他にも「お待たせして申し訳ございません」と似た意味を持つ英語表現がいくつかあるので、チェックしておきましょう。
I apologize for taking your time.(お時間を頂戴し申し訳ございません)
I apologize for the delay.(遅れて申し訳ありません)
I am sorry for the long wait.(長くお待たせして申し訳ありません)
「apologize」は日本語で「謝る」を意味するため、「I apologize for taking your time.」は「お時間を頂戴し申し訳ございません」という意味になります。
また、待たせたことを「遅れ」を意味する「delay」で表現して謝罪するのも一般的です。
そして、「I am sorry for the long wait.」は長時間待たせた時に使えるフレーズになります。
「お待たせして申し訳ございません」はチャットやメールのみで使おう
「お待たせして申し訳ございません」は、主に自分の都合で待たせてしまった目上の人に謝罪する時に用いる表現です。

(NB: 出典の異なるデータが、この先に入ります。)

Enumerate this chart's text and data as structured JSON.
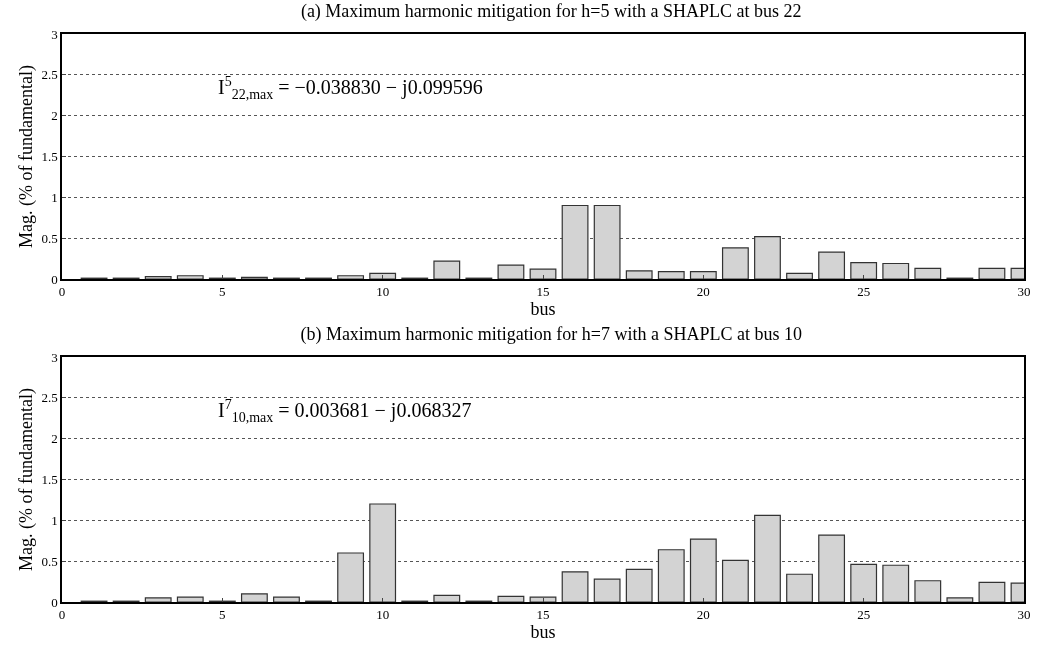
{
  "chart_data": [
    {
      "type": "bar",
      "title": "(a) Maximum harmonic mitigation for h=5 with a SHAPLC at bus 22",
      "xlabel": "bus",
      "ylabel": "Mag. (% of fundamental)",
      "annotations": [
        "I$^{5}$$_{22,max}$ = −0.038830 − j0.099596"
      ],
      "x": [
        1,
        2,
        3,
        4,
        5,
        6,
        7,
        8,
        9,
        10,
        11,
        12,
        13,
        14,
        15,
        16,
        17,
        18,
        19,
        20,
        21,
        22,
        23,
        24,
        25,
        26,
        27,
        28,
        29,
        30
      ],
      "values": [
        0.01,
        0.01,
        0.03,
        0.04,
        0.01,
        0.02,
        0.01,
        0.01,
        0.04,
        0.07,
        0.01,
        0.22,
        0.01,
        0.17,
        0.12,
        0.9,
        0.9,
        0.1,
        0.09,
        0.09,
        0.38,
        0.52,
        0.07,
        0.33,
        0.2,
        0.19,
        0.13,
        0.01,
        0.13,
        0.13
      ],
      "color": "#d3d3d3",
      "xlim": [
        0,
        30
      ],
      "xticks": [
        0,
        5,
        10,
        15,
        20,
        25,
        30
      ],
      "ylim": [
        0,
        3
      ],
      "yticks": [
        0,
        0.5,
        1,
        1.5,
        2,
        2.5,
        3
      ],
      "grid": "y"
    },
    {
      "type": "bar",
      "title": "(b) Maximum harmonic mitigation for h=7 with a SHAPLC at bus 10",
      "xlabel": "bus",
      "ylabel": "Mag. (% of fundamental)",
      "annotations": [
        "I$^{7}$$_{10,max}$ = 0.003681 − j0.068327"
      ],
      "x": [
        1,
        2,
        3,
        4,
        5,
        6,
        7,
        8,
        9,
        10,
        11,
        12,
        13,
        14,
        15,
        16,
        17,
        18,
        19,
        20,
        21,
        22,
        23,
        24,
        25,
        26,
        27,
        28,
        29,
        30
      ],
      "values": [
        0.01,
        0.01,
        0.05,
        0.06,
        0.01,
        0.1,
        0.06,
        0.01,
        0.6,
        1.2,
        0.01,
        0.08,
        0.01,
        0.07,
        0.06,
        0.37,
        0.28,
        0.4,
        0.64,
        0.77,
        0.51,
        1.06,
        0.34,
        0.82,
        0.46,
        0.45,
        0.26,
        0.05,
        0.24,
        0.23
      ],
      "color": "#d3d3d3",
      "xlim": [
        0,
        30
      ],
      "xticks": [
        0,
        5,
        10,
        15,
        20,
        25,
        30
      ],
      "ylim": [
        0,
        3
      ],
      "yticks": [
        0,
        0.5,
        1,
        1.5,
        2,
        2.5,
        3
      ],
      "grid": "y"
    }
  ]
}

ビジネスの場では、どうしても相手を待たせてしまうシーンも出てきてしまいがちです。そんな時に「お待たせして申し訳ございません」と適切に言えるようになれば、目上の人との関係を悪化させることなく仕事を円滑に進められます。
最後に、本記事の大切なポイントを振り返ります。
- 「お待たせして申し訳ございません」は、主に上司や目上の人に使う
- お待たせしている原因や待ち時間の目安を伝える
- 伝えるタイミングや待たせた時間に応じて、似たニュアンスを持つ別の表現を使い分ける
適切な場面で正しい謝罪を行えるのは、ビジネスマンとして重要なスキルの一つです。この記事を参考に、正しい敬語を習得して仕事に活かしていきましょう。